Bien que « The Pitt » soit publié avec un double épisode, le reste de la série arrivera en doses hebdomadaires, comme le dictent les canons de la fiction procédurale. Alors que les séries de plateformes se terminent généralement dans deux mois au maximum, celle-ci diffusera sa finale le 10 avril. « Comme ce n’est pas cher, nous avons pu commander quinze épisodes », nous expliquait Casey Bloys, président et directeur général des contenus chez HBO et Max, dans une interview en mai de l’année dernière. « L’idée est de voir si les gens acceptent quelque chose comme ça après s’être habitués à des saisons de huit à dix épisodes, ce que nous avons commencé nous-mêmes, dans une certaine mesure. »
Autres nouveaux exemples
Le 26 février, Apple TV+ présentera la prometteuse production allemande « KRANK : Berlin à la limite »la création du médecin et écrivain britannique sur (selon le synopsis officiel) « une salle d’urgence chaotique dans l’hôpital le plus difficile et le plus peuplé de Berlin ». Haley Louise Jones (« My Sweet Girl », « Paradise ») est un jeune médecin qui, fuyant une rupture, déménage de Munich à Berlin et finit par trouver des distractions trop intenses.
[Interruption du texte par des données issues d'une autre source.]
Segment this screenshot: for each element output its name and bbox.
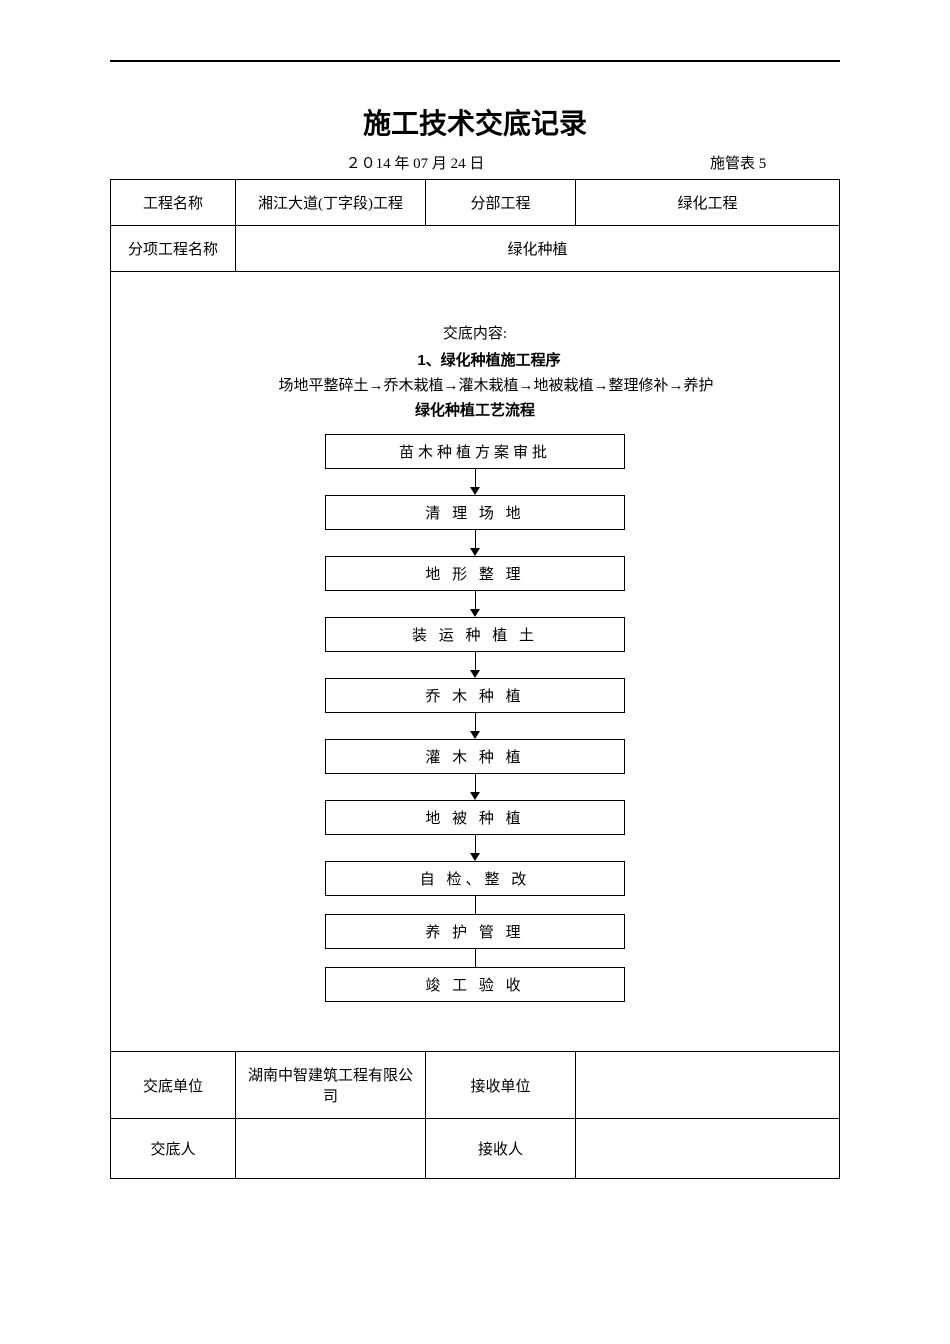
flow-arrow-icon	[470, 469, 480, 495]
flow-line-icon	[475, 896, 476, 914]
flow-arrow-icon	[470, 652, 480, 678]
receive-unit-value	[576, 1052, 840, 1119]
content-heading: 交底内容:	[119, 322, 831, 343]
flow-step: 地 被 种 植	[325, 800, 625, 835]
flow-step: 苗木种植方案审批	[325, 434, 625, 469]
flow-step: 乔 木 种 植	[325, 678, 625, 713]
flow-arrow-icon	[470, 713, 480, 739]
discloser-value	[236, 1119, 426, 1179]
flow-step: 灌 木 种 植	[325, 739, 625, 774]
flow-arrow-icon	[470, 530, 480, 556]
subitem-label: 分项工程名称	[111, 226, 236, 272]
project-value: 湘江大道(丁字段)工程	[236, 180, 426, 226]
flowchart: 苗木种植方案审批 清 理 场 地 地 形 整 理 装 运 种 植 土 乔 木 种…	[119, 434, 831, 1002]
subitem-value: 绿化种植	[236, 226, 840, 272]
receiver-value	[576, 1119, 840, 1179]
disclose-unit-value: 湖南中智建筑工程有限公司	[236, 1052, 426, 1119]
section-value: 绿化工程	[576, 180, 840, 226]
section-label: 分部工程	[426, 180, 576, 226]
page-title: 施工技术交底记录	[110, 102, 840, 142]
section1-title: 1、绿化种植施工程序	[119, 349, 831, 370]
receiver-label: 接收人	[426, 1119, 576, 1179]
disclose-unit-label: 交底单位	[111, 1052, 236, 1119]
main-table: 工程名称 湘江大道(丁字段)工程 分部工程 绿化工程 分项工程名称 绿化种植 交…	[110, 179, 840, 1179]
discloser-label: 交底人	[111, 1119, 236, 1179]
flow-arrow-icon	[470, 591, 480, 617]
receive-unit-label: 接收单位	[426, 1052, 576, 1119]
flow-step: 地 形 整 理	[325, 556, 625, 591]
flow-arrow-icon	[470, 835, 480, 861]
flow-step: 装 运 种 植 土	[325, 617, 625, 652]
flow-arrow-icon	[470, 774, 480, 800]
top-rule	[110, 60, 840, 62]
flow-step: 养 护 管 理	[325, 914, 625, 949]
flow-step: 清 理 场 地	[325, 495, 625, 530]
flow-step: 自 检、整 改	[325, 861, 625, 896]
project-label: 工程名称	[111, 180, 236, 226]
subheader: ２０14 年 07 月 24 日 施管表 5	[110, 152, 840, 179]
form-number: 施管表 5	[710, 152, 830, 173]
content-cell: 交底内容: 1、绿化种植施工程序 场地平整碎土→乔木栽植→灌木栽植→地被栽植→整…	[111, 272, 840, 1052]
flow-title: 绿化种植工艺流程	[119, 399, 831, 420]
flow-line-icon	[475, 949, 476, 967]
section1-body: 场地平整碎土→乔木栽植→灌木栽植→地被栽植→整理修补→养护	[119, 374, 831, 395]
date-text: ２０14 年 07 月 24 日	[120, 152, 710, 173]
flow-step: 竣 工 验 收	[325, 967, 625, 1002]
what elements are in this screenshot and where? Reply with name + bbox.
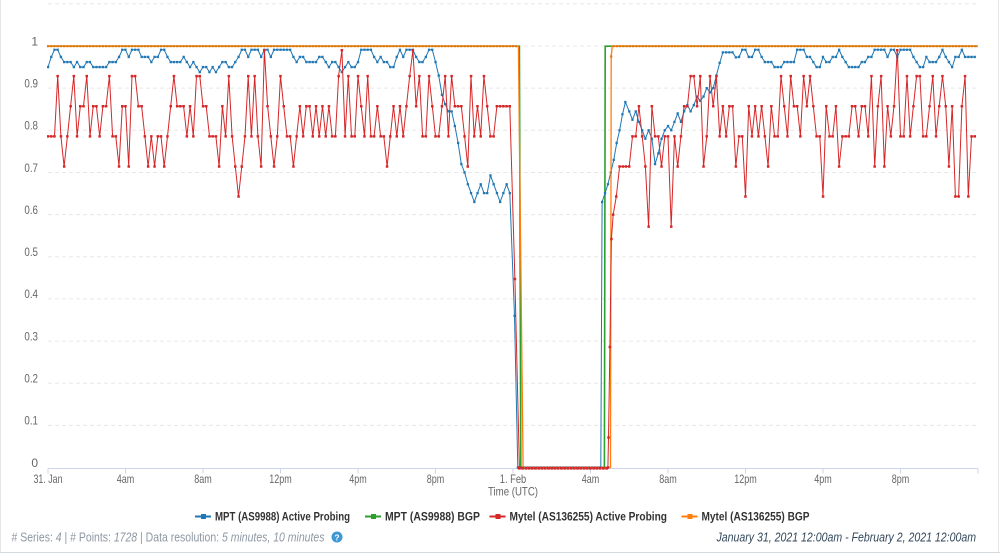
- svg-text:Mytel (AS136255) BGP: Mytel (AS136255) BGP: [702, 512, 810, 524]
- svg-text:4pm: 4pm: [349, 472, 367, 486]
- svg-text:4am: 4am: [582, 472, 600, 486]
- svg-text:12pm: 12pm: [734, 472, 757, 486]
- svg-text:0.3: 0.3: [24, 329, 38, 343]
- svg-text:12pm: 12pm: [269, 472, 292, 486]
- svg-text:Mytel (AS136255) Active Probin: Mytel (AS136255) Active Probing: [510, 512, 668, 524]
- svg-text:8pm: 8pm: [892, 472, 910, 486]
- svg-text:0.5: 0.5: [24, 245, 38, 259]
- svg-text:1. Feb: 1. Feb: [500, 472, 527, 486]
- svg-text:0.4: 0.4: [24, 287, 38, 301]
- svg-text:0.7: 0.7: [24, 161, 38, 175]
- svg-text:?: ?: [334, 533, 339, 543]
- svg-text:0: 0: [31, 456, 38, 470]
- svg-text:0.1: 0.1: [24, 414, 38, 428]
- svg-text:Time (UTC): Time (UTC): [488, 485, 538, 499]
- svg-text:0.9: 0.9: [24, 76, 38, 90]
- svg-text:31. Jan: 31. Jan: [34, 472, 63, 486]
- svg-text:8am: 8am: [659, 472, 677, 486]
- svg-text:MPT (AS9988) BGP: MPT (AS9988) BGP: [385, 512, 480, 524]
- svg-text:4am: 4am: [117, 472, 135, 486]
- svg-text:8pm: 8pm: [427, 472, 445, 486]
- svg-text:January 31, 2021 12:00am - Feb: January 31, 2021 12:00am - February 2, 2…: [716, 530, 976, 545]
- svg-text:0.6: 0.6: [24, 203, 38, 217]
- svg-text:MPT (AS9988) Active Probing: MPT (AS9988) Active Probing: [215, 512, 350, 524]
- svg-text:0.8: 0.8: [24, 119, 38, 133]
- svg-text:0.2: 0.2: [24, 372, 38, 386]
- svg-text:# Series: 4 | # Points: 1728 |: # Series: 4 | # Points: 1728 | Data reso…: [12, 531, 325, 545]
- svg-text:1: 1: [31, 34, 38, 48]
- svg-text:4pm: 4pm: [814, 472, 832, 486]
- svg-text:8am: 8am: [194, 472, 212, 486]
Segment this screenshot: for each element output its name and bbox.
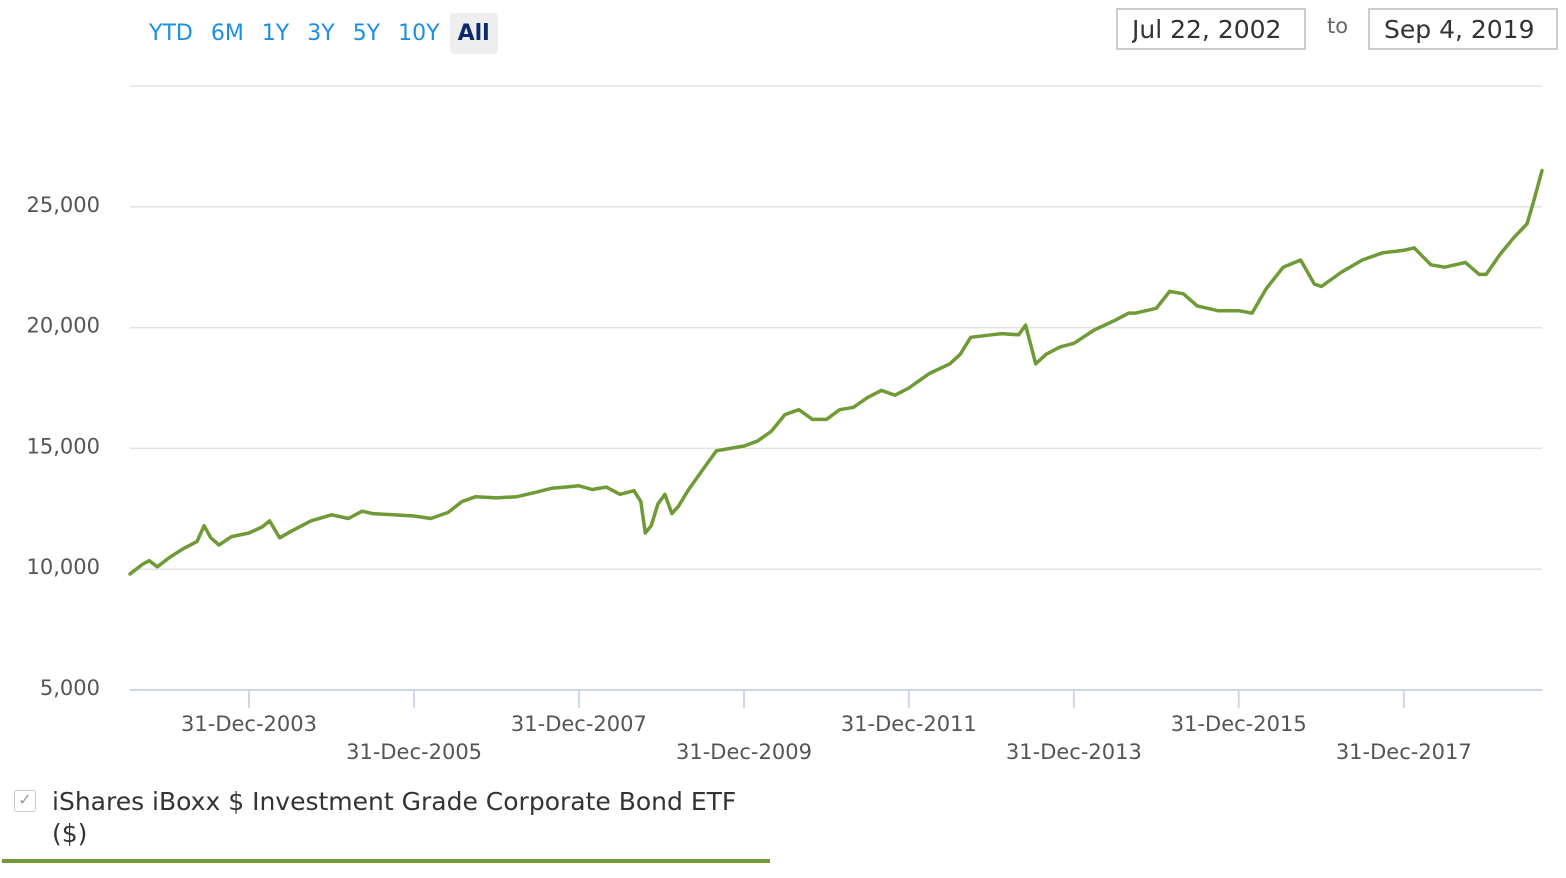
date-to-label: to — [1327, 14, 1349, 38]
y-axis: 5,000 10,000 15,000 20,000 25,000 — [27, 193, 100, 700]
range-button-ytd[interactable]: YTD — [141, 13, 201, 54]
x-tick-label: 31-Dec-2007 — [511, 712, 647, 736]
range-button-1y[interactable]: 1Y — [254, 13, 297, 54]
x-tick-label: 31-Dec-2017 — [1336, 740, 1472, 764]
x-axis: 31-Dec-2003 31-Dec-2005 31-Dec-2007 31-Dec-… — [130, 689, 1542, 764]
range-selector: YTD 6M 1Y 3Y 5Y 10Y All — [140, 8, 499, 58]
performance-chart: 5,000 10,000 15,000 20,000 25,000 31-Dec-200… — [27, 85, 1544, 764]
x-tick-label: 31-Dec-2013 — [1006, 740, 1142, 764]
gridlines — [130, 85, 1542, 570]
x-tick-label: 31-Dec-2015 — [1171, 712, 1307, 736]
range-button-10y[interactable]: 10Y — [390, 13, 447, 54]
x-tick-label: 31-Dec-2011 — [841, 712, 977, 736]
series-layer — [128, 168, 1544, 576]
range-button-6m[interactable]: 6M — [203, 13, 252, 54]
range-button-5y[interactable]: 5Y — [345, 13, 388, 54]
legend-series-line — [2, 859, 770, 863]
y-tick-label: 10,000 — [27, 555, 100, 579]
y-tick-label: 15,000 — [27, 434, 100, 458]
legend-checkbox[interactable]: ✓ — [14, 790, 36, 812]
date-from-input[interactable] — [1116, 8, 1306, 50]
x-tick-label: 31-Dec-2009 — [676, 740, 812, 764]
y-tick-label: 20,000 — [27, 314, 100, 338]
legend-label[interactable]: iShares iBoxx $ Investment Grade Corpora… — [52, 787, 737, 848]
range-button-all[interactable]: All — [449, 12, 498, 54]
x-tick-label: 31-Dec-2003 — [181, 712, 317, 736]
x-tick-label: 31-Dec-2005 — [346, 740, 482, 764]
y-tick-label: 25,000 — [27, 193, 100, 217]
series-line — [128, 168, 1544, 576]
y-tick-label: 5,000 — [40, 676, 100, 700]
range-button-3y[interactable]: 3Y — [299, 13, 342, 54]
date-to-input[interactable] — [1368, 8, 1558, 50]
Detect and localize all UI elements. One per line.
Dans sa tentative de mettre en œuvre les réformes nécessaires dans son nouveau lieu de travail, il se heurtera à la résistance d’un personnel incrédule, sans foi dans la musique du changement.
Même s’il n’a pas encore de date précise, celui attendu devrait arriver prochainement sur Netflix ‘Impulsion’sur la vie professionnelle et personnelle du personnel d’un centre de traumatologie à Miami. Willa Fitzgerald (la préférée de Mike Flanagan), Jessie Usher et Justina Machado se démarquent dans un vaste casting. Son « showrunner » est Carlton Cuseancien co-réalisateur de « Lost », créateur expérimenté dans ce domaine : sa série précédente était « After the Hurricane », sur cinq jours fatidiques dans un hôpital de la Nouvelle-Orléans pendant la crise de Katrina et les inondations qui ont suivi la rupture des digues . De plus, en décembre, Netflix a renouvelé pour une autre saison « Respira », sa première série dramatique hospitalière en Espagne, qui s’est classée en tête de son top 10 mondial des séries non anglophones en septembre dernier.
Comme si l’offre de streaming ne suffisait pas, les chaînes généralistes continuent de proposer de nouvelles séries médicales. Des exemples encore récents comme ‘Doctor Odyssey’ et ‘Brilliant Minds’, Fox vient de sortir (Movistar Plus+ le fera ici) ‘doc’‘remake’ de la série italienne inspirée du cas réel d’un médecin qui a dû lutter contre douze ans d’amnésie ; ici le médecin est un médecin (Molly Parkerde « Deadwood ») et les années oubliées sont au nombre de huit, plus que suffisantes pour générer le drame intense dont nos vies ont besoin.